In Sickness and
In Health
by Aaron Troye-White
I've woken up
in a lot of strange places and this one tops the
list. Once, I came to on a Westbound train, in
the middle of Uttar Pradesh. I live in Cleveland.
I've opened my eyes to find myself off the coast
of Lake Baikal, bobbing in an orange life vest,
warm in a skintight wet suit. I've awoke mid-coitus.
It wasn't Charlene, but some Korean woman. I
forced my eyes shut and made it all a dream. My
wife regarded it so.
My
sleepwalking is far from innocuous and I sleep a
long time. Lucky somnambulists flicker their
lights, check stove nobs, or power through boxes
of their kid's Lucky Charms. Me, I steal Buicks
or stumble into illegal Peruvian gambling rings.

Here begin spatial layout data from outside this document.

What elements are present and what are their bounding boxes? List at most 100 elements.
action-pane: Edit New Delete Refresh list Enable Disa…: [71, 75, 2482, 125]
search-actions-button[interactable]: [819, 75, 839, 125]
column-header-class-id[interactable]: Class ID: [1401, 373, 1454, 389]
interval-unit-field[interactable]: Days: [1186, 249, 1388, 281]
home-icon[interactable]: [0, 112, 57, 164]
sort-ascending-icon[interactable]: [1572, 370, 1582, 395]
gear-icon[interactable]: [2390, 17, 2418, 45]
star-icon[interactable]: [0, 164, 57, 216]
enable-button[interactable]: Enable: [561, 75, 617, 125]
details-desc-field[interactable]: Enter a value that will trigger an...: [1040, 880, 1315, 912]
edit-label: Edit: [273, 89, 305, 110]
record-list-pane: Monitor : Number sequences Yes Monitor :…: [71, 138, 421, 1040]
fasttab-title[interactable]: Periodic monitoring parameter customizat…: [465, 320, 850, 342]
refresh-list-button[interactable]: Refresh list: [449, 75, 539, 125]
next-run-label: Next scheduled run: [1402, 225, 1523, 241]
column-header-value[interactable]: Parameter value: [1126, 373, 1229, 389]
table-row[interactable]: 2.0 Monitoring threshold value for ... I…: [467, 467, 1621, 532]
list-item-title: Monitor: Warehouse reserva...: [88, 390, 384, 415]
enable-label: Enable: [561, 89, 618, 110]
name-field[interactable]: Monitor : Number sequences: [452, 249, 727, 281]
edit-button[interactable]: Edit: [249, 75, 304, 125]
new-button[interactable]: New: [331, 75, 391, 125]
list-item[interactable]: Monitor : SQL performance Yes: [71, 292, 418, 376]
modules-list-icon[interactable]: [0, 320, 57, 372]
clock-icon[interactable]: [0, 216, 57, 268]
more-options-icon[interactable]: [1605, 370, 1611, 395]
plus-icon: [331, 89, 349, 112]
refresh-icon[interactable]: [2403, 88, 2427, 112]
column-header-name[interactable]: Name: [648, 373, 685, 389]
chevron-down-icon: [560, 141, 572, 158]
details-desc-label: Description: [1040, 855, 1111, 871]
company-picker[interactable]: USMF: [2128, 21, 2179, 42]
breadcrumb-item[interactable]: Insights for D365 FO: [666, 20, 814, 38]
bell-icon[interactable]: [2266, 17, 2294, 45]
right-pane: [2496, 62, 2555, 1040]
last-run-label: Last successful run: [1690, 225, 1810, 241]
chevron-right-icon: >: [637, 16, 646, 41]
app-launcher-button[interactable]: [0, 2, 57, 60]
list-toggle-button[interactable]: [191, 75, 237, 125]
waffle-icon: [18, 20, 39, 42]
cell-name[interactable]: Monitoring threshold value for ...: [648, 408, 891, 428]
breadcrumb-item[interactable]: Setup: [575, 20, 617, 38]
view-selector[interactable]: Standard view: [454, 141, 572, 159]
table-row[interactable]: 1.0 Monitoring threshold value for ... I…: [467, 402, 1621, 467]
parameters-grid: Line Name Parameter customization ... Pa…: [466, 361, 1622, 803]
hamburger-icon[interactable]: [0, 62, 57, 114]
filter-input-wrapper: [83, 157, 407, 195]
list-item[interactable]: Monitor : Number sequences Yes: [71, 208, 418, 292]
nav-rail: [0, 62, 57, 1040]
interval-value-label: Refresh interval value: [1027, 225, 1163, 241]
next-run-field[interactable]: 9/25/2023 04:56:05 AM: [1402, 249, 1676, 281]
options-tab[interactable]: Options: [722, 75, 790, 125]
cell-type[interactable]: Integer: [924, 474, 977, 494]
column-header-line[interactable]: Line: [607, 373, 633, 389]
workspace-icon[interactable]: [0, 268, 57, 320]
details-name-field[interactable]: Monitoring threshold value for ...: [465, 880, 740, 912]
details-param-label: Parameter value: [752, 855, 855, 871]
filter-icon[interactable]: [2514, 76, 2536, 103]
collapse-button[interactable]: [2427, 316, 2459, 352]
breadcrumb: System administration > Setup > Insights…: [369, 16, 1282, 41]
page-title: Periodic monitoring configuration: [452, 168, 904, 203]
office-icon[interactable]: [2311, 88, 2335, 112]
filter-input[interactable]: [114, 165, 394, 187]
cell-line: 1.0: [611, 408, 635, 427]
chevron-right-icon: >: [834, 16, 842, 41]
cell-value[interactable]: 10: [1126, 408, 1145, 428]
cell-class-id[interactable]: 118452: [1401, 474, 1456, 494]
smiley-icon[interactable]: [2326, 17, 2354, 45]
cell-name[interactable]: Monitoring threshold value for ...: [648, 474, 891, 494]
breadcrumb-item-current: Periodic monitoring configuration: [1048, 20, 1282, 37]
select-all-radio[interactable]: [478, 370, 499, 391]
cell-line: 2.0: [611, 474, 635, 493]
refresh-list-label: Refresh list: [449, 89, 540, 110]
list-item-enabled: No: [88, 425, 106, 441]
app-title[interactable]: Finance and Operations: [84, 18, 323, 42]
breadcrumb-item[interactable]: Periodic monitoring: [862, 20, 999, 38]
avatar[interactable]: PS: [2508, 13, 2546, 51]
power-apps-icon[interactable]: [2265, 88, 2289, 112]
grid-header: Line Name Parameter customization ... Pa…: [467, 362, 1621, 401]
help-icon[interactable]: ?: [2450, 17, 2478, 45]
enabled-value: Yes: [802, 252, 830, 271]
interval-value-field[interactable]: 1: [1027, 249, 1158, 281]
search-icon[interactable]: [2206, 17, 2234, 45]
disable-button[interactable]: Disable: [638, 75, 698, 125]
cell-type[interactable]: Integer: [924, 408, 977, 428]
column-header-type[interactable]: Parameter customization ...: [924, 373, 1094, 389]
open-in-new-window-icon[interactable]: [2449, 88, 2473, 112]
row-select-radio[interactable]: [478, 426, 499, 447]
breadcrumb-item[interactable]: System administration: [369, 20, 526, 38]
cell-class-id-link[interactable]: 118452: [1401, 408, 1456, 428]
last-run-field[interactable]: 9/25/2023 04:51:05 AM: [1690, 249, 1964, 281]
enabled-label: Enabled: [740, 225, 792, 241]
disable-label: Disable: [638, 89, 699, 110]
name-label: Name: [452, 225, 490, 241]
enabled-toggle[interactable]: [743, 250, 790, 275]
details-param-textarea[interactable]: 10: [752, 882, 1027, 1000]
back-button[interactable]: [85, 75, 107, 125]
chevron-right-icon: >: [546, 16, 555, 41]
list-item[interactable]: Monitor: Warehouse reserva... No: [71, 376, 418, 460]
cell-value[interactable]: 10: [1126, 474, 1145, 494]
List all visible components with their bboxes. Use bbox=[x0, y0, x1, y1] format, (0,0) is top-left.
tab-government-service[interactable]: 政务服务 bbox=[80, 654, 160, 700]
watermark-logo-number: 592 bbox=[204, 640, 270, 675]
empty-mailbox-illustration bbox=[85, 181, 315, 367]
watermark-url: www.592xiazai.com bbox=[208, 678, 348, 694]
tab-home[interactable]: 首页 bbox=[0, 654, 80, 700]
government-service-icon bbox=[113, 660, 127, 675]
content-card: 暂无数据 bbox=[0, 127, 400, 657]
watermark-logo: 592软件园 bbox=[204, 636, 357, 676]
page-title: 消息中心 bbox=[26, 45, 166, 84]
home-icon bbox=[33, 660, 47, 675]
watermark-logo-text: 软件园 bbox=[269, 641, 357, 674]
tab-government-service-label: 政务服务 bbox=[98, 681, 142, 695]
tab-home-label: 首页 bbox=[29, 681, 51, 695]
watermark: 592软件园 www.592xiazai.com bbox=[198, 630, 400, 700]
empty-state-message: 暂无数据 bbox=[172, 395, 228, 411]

I've been everywhere, yet I've experienced none
of it.
Then there are
mornings like today, sixty stories up, lying on
the steel beam of an unfinished skyscraper,
looking over mist-draped green mountains. My neck
is stiff and cold. My legs dangle over oblivion
and the unseen swish of the cars passing
underneath.
Yet, there's a
blanket on top of me.
I smell
cigarette smoke and turn behind me. My wife,
Charlene, leans against a vertical beam, taking
it all in. She's giving me that look, eyes
squinting with a suppressed smile.
Morning,
dear, I say.
Good
morning, love. Sleep well?
'Same as
always. I scoot carefully along the beam
and reach for a drag of her cigarette. Thanks
for taking care of me again.
Don't
have a choice, do I? Sickness and health and all
that shit. She takes the smoke back.
How'd I
get up here?
You don't
want to know. She hugs me between her legs.
Sleep-you has a flair for the romantic.
Before us is
the purple sky. And here we sit, inside a sunrise.